La gestion comptable du comité social et économique diffère selon la taille de celui-ci. En effet, compte tenu du budget de fonctionnement et du budget des activités sociales et culturelles du CSE, les obligations comptables impliquent parfois de passer à une comptabilité d’engagement ou de nommer obligatoirement un expert-comptable.

Pour les CSE de petite taille

Un comité social et économique est dit de petite taille lorsque ses ressources sont inférieures ou égales à 153 000 euros. Pour un tel CSE, la gestion comptable n’est pas du tout compliquée. En effet, les CSE de petite taille tiennent une comptabilité ultra simplifiée encore appelée comptabilité recettes/dépenses.

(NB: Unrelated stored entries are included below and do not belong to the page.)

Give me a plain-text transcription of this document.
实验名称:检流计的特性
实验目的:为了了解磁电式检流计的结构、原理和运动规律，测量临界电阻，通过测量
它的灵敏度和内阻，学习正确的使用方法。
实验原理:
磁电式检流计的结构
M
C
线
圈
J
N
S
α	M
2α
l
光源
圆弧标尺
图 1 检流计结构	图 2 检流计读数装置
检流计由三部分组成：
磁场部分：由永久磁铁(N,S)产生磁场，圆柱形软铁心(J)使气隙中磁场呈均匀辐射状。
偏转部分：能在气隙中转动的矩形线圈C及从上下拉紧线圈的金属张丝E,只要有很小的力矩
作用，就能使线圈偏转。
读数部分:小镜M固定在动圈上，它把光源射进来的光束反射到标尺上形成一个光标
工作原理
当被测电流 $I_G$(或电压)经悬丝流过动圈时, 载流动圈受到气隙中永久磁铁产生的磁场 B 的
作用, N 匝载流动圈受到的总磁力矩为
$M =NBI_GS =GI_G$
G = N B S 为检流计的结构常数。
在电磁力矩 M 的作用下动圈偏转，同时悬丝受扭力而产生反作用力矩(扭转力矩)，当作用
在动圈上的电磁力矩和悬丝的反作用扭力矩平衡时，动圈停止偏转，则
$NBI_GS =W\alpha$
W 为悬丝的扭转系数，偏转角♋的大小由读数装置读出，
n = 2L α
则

Pour ce type de CSE, il est juste question de tenir un livre de compte retraçant chronologiquement les recettes et les dépenses effectives. Les créances et dettes sont comptabilisées à la fin de l’exercice. Un CSE de petite taille doit établir chaque année, un état de synthèse simplifié. Il a le libre choix de tenir sa comptabilité de façon manuelle ou informatique.

Pour les CSE de taille moyenne

Les CSE de taille moyenne sont ceux dont les ressources dépassent 153 000 euros et qui, à la clôture d’un exercice, ne valident pas plus de deux des trois critères suivants :

  • 50 salariés travaillant à temps plein dans l’entreprise ;
  • 1,55 million d’euros pour le total du bilan ;
  • 3,1 millions d’euros de ressources

Ces CSE ont pour obligation de tenir une comptabilité simplifiée avec bilan, compte de résultat et annexe comptable. Ils ne doivent également enregistrer leurs créances et leurs dettes qu’à la fin de l’exercice. Mais, contrairement aux CSE de petite taille, ils doivent présenter leurs comptes annuels à un expert-comptable.

Pour les CSE de grande taille

Lorsque les ressources d’un comité économique et social dépassent 153 000 euros et qu’il remplit les trois critères précédemment cités, il est considéré comme une CSE de grande taille. Dans ce cas, il lui est fait obligation de tenir une comptabilité complète c’est-à-dire une comptabilité d’engagement.

Un CSE de grande taille a aussi pour obligation de faire appel à un expert-comptable pour la présentation des comptes annuels. Il se doit aussi de nommer un commissaire aux comptes et un suppléant. De plus, il lui est fait obligation de créer une commission des marchés qui s’occupera de gérer les fournisseurs et de réglementer les achats supérieurs à 30 000 euros.